According to MillerKnoll statements, combining the companies’ operations is expected to yield $100 million in savings. This raises questions concerning pricing and quality. It also creates something of a monopoly on the legacies of the iconic designers associated with the two flagship brands, which read as a who’s who of high Modernism: At Herman Miller, these include George Nelson, Isamu Noguchi, Ward Bennett and Charles and Ray Eames; at Knoll, it’s Mies van der Rohe, Eero Saarinen, Frank Gehry, Harry Bertoia, Maya Lin and the company’s co-founder Florence Knoll.
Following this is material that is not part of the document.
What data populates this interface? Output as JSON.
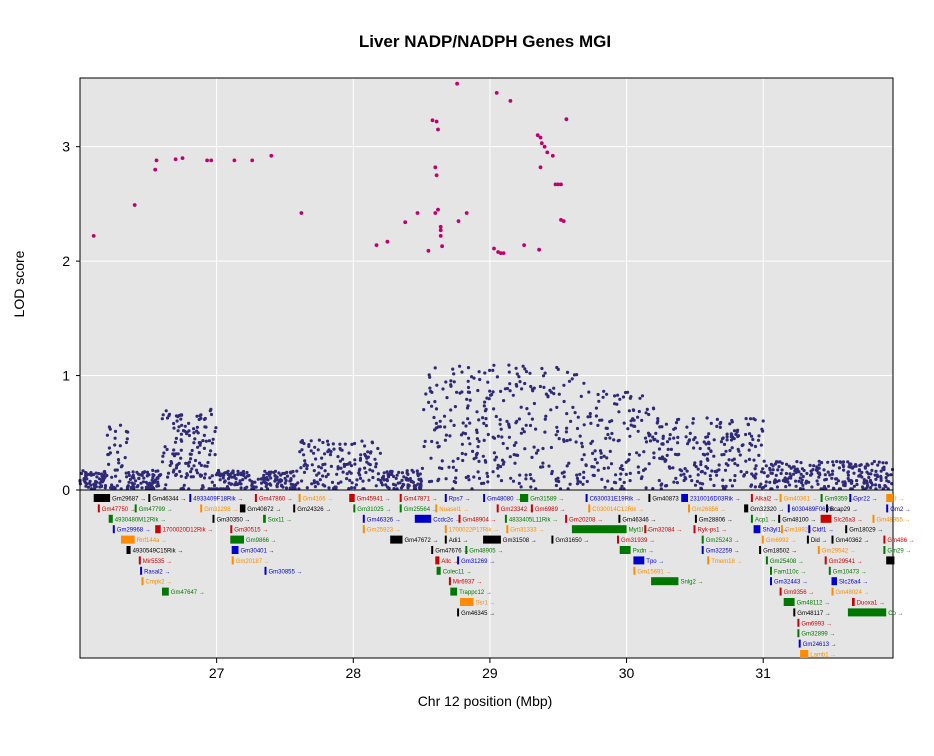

Perhaps most important, the merger announcement worried some in the design community that these companies’ spirit of unconventionality could be hampered by their union.

“There is maybe a possibility that merging and becoming less competitive among themselves might slow down innovation, make them kind of reinforce what they’re already working with,” said Elise DeChard, the owner of End Studio, a four-year-old architecture and design office in Detroit that focuses on residential, commercial and adaptive reuse projects.

Yet the pioneering histories of these companies are so intertwined as to make their amalgamation strangely inevitable. “I guess my reaction initially was, like, Wow, I’m surprised someone didn’t think of this before,” said Andrew Blauvelt, the director of the Cranbrook Art Museum.